In Nigeria Olusanya et al. performed hearing screening of newborns by non-specialist staff without prior audiological experience and found that it was feasible in an inner-city environment in Lagos after a training period of 2-weeks. The screening coverage was 98.7% of all eligible newborns and the mean age of screening was 2.6 days. Forty-four babies out of the 1274 who completed the two-stage screening were referred yielding a referral rate of 3.5%.[20] In the study done in the same city (Babol) in northern Iran on 330 newborns by Zahedpasha et al. in Amirkela Hospital in Babol, acoustic emission testing found hearing loss in 2.1% of newborns in the intensive care unit.[21] In our study, it was 10.2% in the first stage and 6.4% in the second stage. This difference in percentage of referral is explained by significant differences of sample sizes in the two studies.

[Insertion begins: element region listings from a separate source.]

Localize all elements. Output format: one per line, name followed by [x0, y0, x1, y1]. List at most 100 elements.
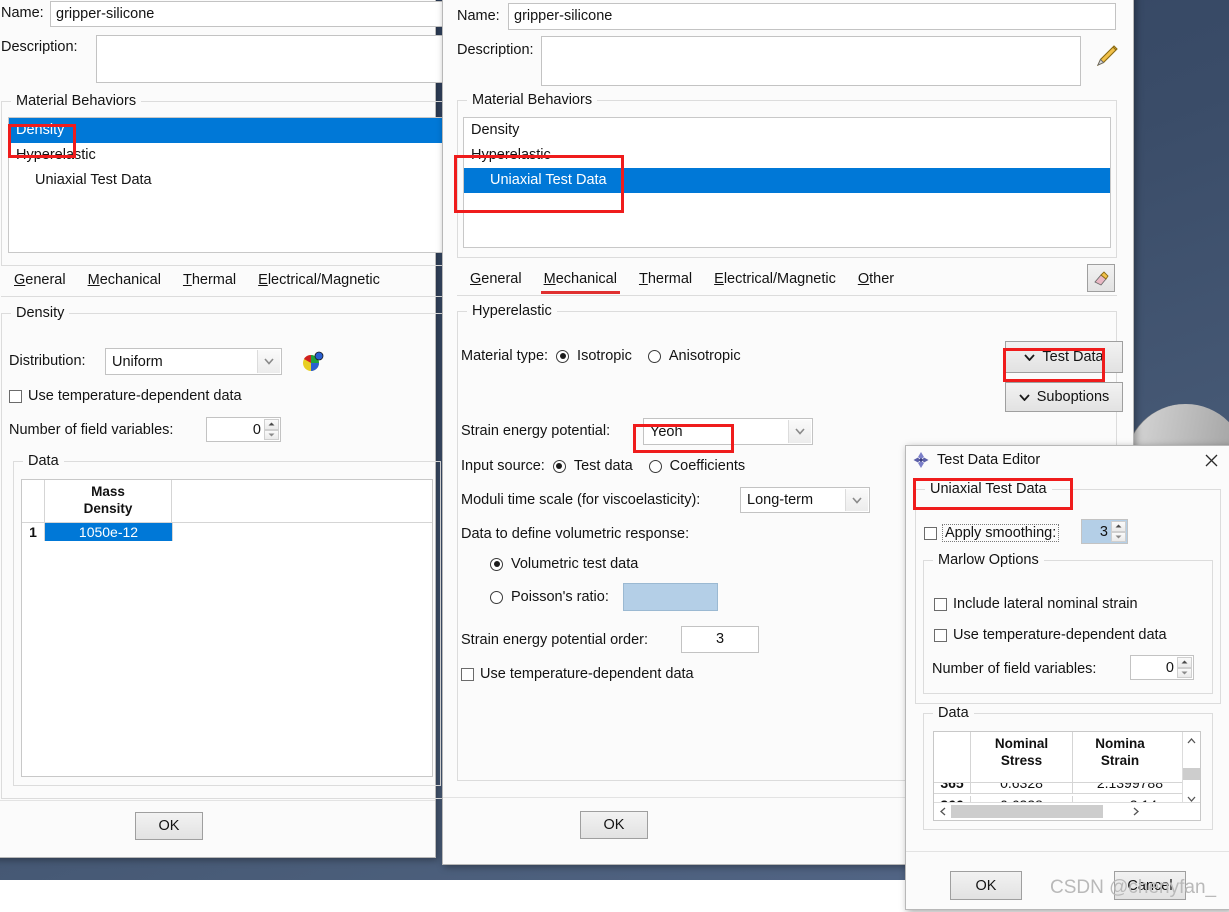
- scroll-thumb-horizontal[interactable]: [951, 805, 1103, 818]
- color-palette-icon[interactable]: [299, 347, 327, 375]
- tabbar-mid: General Mechanical Thermal Electrical/Ma…: [459, 268, 905, 290]
- density-row-mass-density[interactable]: 1050e-12: [45, 523, 172, 541]
- name-input[interactable]: gripper-silicone: [50, 1, 450, 27]
- density-header-index: [22, 480, 45, 522]
- tab-thermal-mid[interactable]: Thermal: [628, 268, 703, 290]
- tab-electrical-magnetic-mid[interactable]: Electrical/Magnetic: [703, 268, 847, 290]
- tab-divider-mid: [457, 295, 1117, 296]
- behavior-item-hyperelastic-mid[interactable]: Hyperelastic: [464, 143, 1110, 168]
- radio-coefficients[interactable]: [649, 460, 662, 473]
- description-input[interactable]: [96, 35, 451, 83]
- close-icon[interactable]: [1198, 449, 1224, 471]
- apply-smoothing-stepper[interactable]: 3: [1081, 519, 1128, 544]
- eraser-icon-button[interactable]: [1087, 264, 1115, 292]
- ok-button-left[interactable]: OK: [135, 812, 203, 840]
- stepper-up-tde[interactable]: [1177, 657, 1192, 668]
- apply-smoothing-stepper-buttons[interactable]: [1111, 521, 1126, 542]
- chevron-down-icon[interactable]: [788, 420, 811, 443]
- ok-button-tde[interactable]: OK: [950, 871, 1022, 900]
- tab-mechanical-left[interactable]: Mechanical: [77, 269, 172, 291]
- stepper-down-tde[interactable]: [1177, 668, 1192, 679]
- behavior-item-uniaxial-test-data[interactable]: Uniaxial Test Data: [9, 168, 443, 193]
- tab-general-left[interactable]: General: [3, 269, 77, 291]
- stepper-up-smoothing[interactable]: [1111, 521, 1126, 532]
- radio-anisotropic[interactable]: [648, 350, 661, 363]
- tab-electrical-magnetic-left[interactable]: Electrical/Magnetic: [247, 269, 391, 291]
- pencil-edit-icon[interactable]: [1091, 41, 1121, 71]
- table-row[interactable]: 1 1050e-12: [22, 523, 432, 541]
- distribution-select[interactable]: Uniform: [105, 348, 282, 375]
- stepper-down-left[interactable]: [264, 430, 279, 441]
- name-input-mid[interactable]: gripper-silicone: [508, 3, 1116, 30]
- temp-dependent-row-tde[interactable]: Use temperature-dependent data: [934, 627, 1167, 643]
- description-input-mid[interactable]: [541, 36, 1081, 86]
- temp-dependent-checkbox-mid[interactable]: [461, 668, 474, 681]
- temp-dependent-checkbox-left[interactable]: [9, 390, 22, 403]
- moduli-select[interactable]: Long-term: [740, 487, 870, 513]
- behavior-item-hyperelastic[interactable]: Hyperelastic: [9, 143, 443, 168]
- csdn-watermark: CSDN @chenyfan_: [1050, 877, 1216, 899]
- suboptions-button[interactable]: Suboptions: [1005, 382, 1123, 412]
- distribution-label: Distribution:: [9, 353, 86, 369]
- radio-test-data[interactable]: [553, 460, 566, 473]
- material-behaviors-title-mid: Material Behaviors: [467, 92, 597, 108]
- field-variables-stepper-left[interactable]: 0: [206, 417, 281, 442]
- test-data-button[interactable]: Test Data: [1005, 341, 1123, 373]
- test-data-row-strain-clipped[interactable]: 2.1399788: [1073, 783, 1167, 793]
- chevron-down-icon[interactable]: [257, 350, 280, 373]
- radio-poisson-ratio[interactable]: [490, 591, 503, 604]
- behavior-item-uniaxial-test-data-mid[interactable]: Uniaxial Test Data: [464, 168, 1110, 193]
- tab-thermal-left[interactable]: Thermal: [172, 269, 247, 291]
- stepper-buttons-tde[interactable]: [1177, 657, 1192, 678]
- test-data-row-stress-clipped[interactable]: 0.6328: [971, 783, 1073, 793]
- apply-smoothing-checkbox[interactable]: [924, 527, 937, 540]
- potential-order-input[interactable]: 3: [681, 626, 759, 653]
- radio-poisson-ratio-label: Poisson's ratio:: [511, 589, 609, 605]
- include-lateral-row[interactable]: Include lateral nominal strain: [934, 596, 1138, 612]
- tab-mechanical-mid[interactable]: Mechanical: [533, 268, 628, 290]
- field-variables-stepper-tde[interactable]: 0: [1130, 655, 1194, 680]
- material-type-label: Material type:: [461, 348, 548, 364]
- test-data-table[interactable]: Nominal Stress Nomina Strain 365 0.6328 …: [933, 731, 1201, 821]
- stepper-up-left[interactable]: [264, 419, 279, 430]
- tabbar-left: General Mechanical Thermal Electrical/Ma…: [3, 269, 391, 291]
- stepper-down-smoothing[interactable]: [1111, 532, 1126, 543]
- scroll-left-icon[interactable]: [934, 803, 951, 820]
- behavior-item-density-mid[interactable]: Density: [464, 118, 1110, 143]
- poisson-ratio-row[interactable]: Poisson's ratio:: [490, 589, 609, 605]
- table-horizontal-scrollbar[interactable]: [934, 802, 1200, 820]
- behaviors-listbox-left[interactable]: Density Hyperelastic Uniaxial Test Data: [8, 117, 444, 253]
- temp-dependent-row-left[interactable]: Use temperature-dependent data: [9, 388, 242, 404]
- tab-other-mid[interactable]: Other: [847, 268, 905, 290]
- behaviors-listbox-mid[interactable]: Density Hyperelastic Uniaxial Test Data: [463, 117, 1111, 248]
- nominal-stress-line2: Stress: [1001, 753, 1042, 768]
- radio-volumetric-test-data[interactable]: [490, 558, 503, 571]
- strain-energy-label: Strain energy potential:: [461, 423, 610, 439]
- scroll-right-icon[interactable]: [1127, 803, 1144, 820]
- tab-divider-left: [1, 296, 451, 297]
- density-header-mass-density: Mass Density: [45, 480, 172, 522]
- test-data-editor-title: Test Data Editor: [937, 452, 1040, 468]
- table-vertical-scrollbar[interactable]: [1182, 732, 1200, 803]
- temp-dependent-row-mid[interactable]: Use temperature-dependent data: [461, 666, 694, 682]
- test-data-row-index-clipped: 365: [934, 783, 971, 793]
- density-data-table[interactable]: Mass Density 1 1050e-12: [21, 479, 433, 777]
- behavior-item-density[interactable]: Density: [9, 118, 443, 143]
- tab-general-mid[interactable]: General: [459, 268, 533, 290]
- field-variables-value-left: 0: [253, 422, 261, 438]
- chevron-down-icon[interactable]: [845, 489, 868, 511]
- ok-button-mid[interactable]: OK: [580, 811, 648, 839]
- scroll-up-icon[interactable]: [1183, 732, 1200, 749]
- stepper-buttons-left[interactable]: [264, 419, 279, 440]
- poisson-ratio-input[interactable]: [623, 583, 718, 611]
- table-row[interactable]: 365 0.6328 2.1399788: [934, 783, 1200, 793]
- strain-energy-select[interactable]: Yeoh: [643, 418, 813, 445]
- include-lateral-checkbox[interactable]: [934, 598, 947, 611]
- apply-smoothing-row[interactable]: Apply smoothing:: [924, 524, 1059, 542]
- scroll-thumb-vertical[interactable]: [1183, 768, 1200, 780]
- radio-isotropic[interactable]: [556, 350, 569, 363]
- volumetric-test-data-row[interactable]: Volumetric test data: [490, 556, 638, 572]
- density-row-spacer: [172, 523, 432, 541]
- temp-dependent-checkbox-tde[interactable]: [934, 629, 947, 642]
- description-label: Description:: [1, 39, 78, 55]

Finally, limitation and advantages of used tools also affect the results. Both the OAE and the AABR screen require a quiet baby and a quiet testing environment. OAE relies on a functional outer, middle and inner ear, and AABR a functional outer, middle and inner ear, and lower auditory pathway. These screening tests are not designed to detect central hearing impairment (where there is hearing loss secondary to the dysfunction of the pathways from brainstem to the auditory cortex). As the stimuli for both tests are introduced via the external ear canal, debris in the canal or middle ear fluid can affect the accuracy of the test. In particular, OAE testing may be affected by amniotic fluid in the ear canal when testing is conducted in the first 48 h following birth. This may account for some false positive results. In the study by Yousefi et al. in Tehran out of 1000 neonates, 18 (1.8%) had hearing loss during two test performed by transitory evoked otoacustic emissions (TEOAE), six neonates who had hearing loss by OAE, were confirmed by AABR. Therefore, 12 responses of TEOAE were false positive. At the age of 3 months, out of 1000 neonates, nine had hearing loss by AABR that out of nine neonates, six were identified by TEOAE. Therefore, three responses of TEOAE was false negative.[16] This suggests that the choice of screening test influencing the percentage of patients referred. In the present study, the NNS was 562. In the studies of, Finitzo[22] and Prieve et al.,[23] using ABR and TEOAE, the NNS was greater than this (666 and 1422, respectively).

The authors suggest future studies by an experienced audiologist. As some studies show that an inexperienced tester can cause false negatives. Therefore, an audiologist familiar with OAE technology should be involved in decision making regarding screening technology and in tracking program outcomes and performing tympanometry in conjunction with OAE screening with subsequent referral for audiological evaluation also recommended in guide lines for children failing OAE only and rescreening for children failing both OAE and tympanometry may reduce the need for multi-stage screening and improve loss to follow-up. Our suggestion is running screening in several centers simultaneously. Overall our results demonstrate the need for a hearing loss prevention program in Iran, to achieve the global standard for newborn screening and prevention of hearing disorders in the future.

Acknowledgements

We would like to acknowledge Mr. Hashemi, the audiometric and the staff of the hospital Yahyanezhad, Ayatollah Hospitals and clinics of Babol who helped in data collection.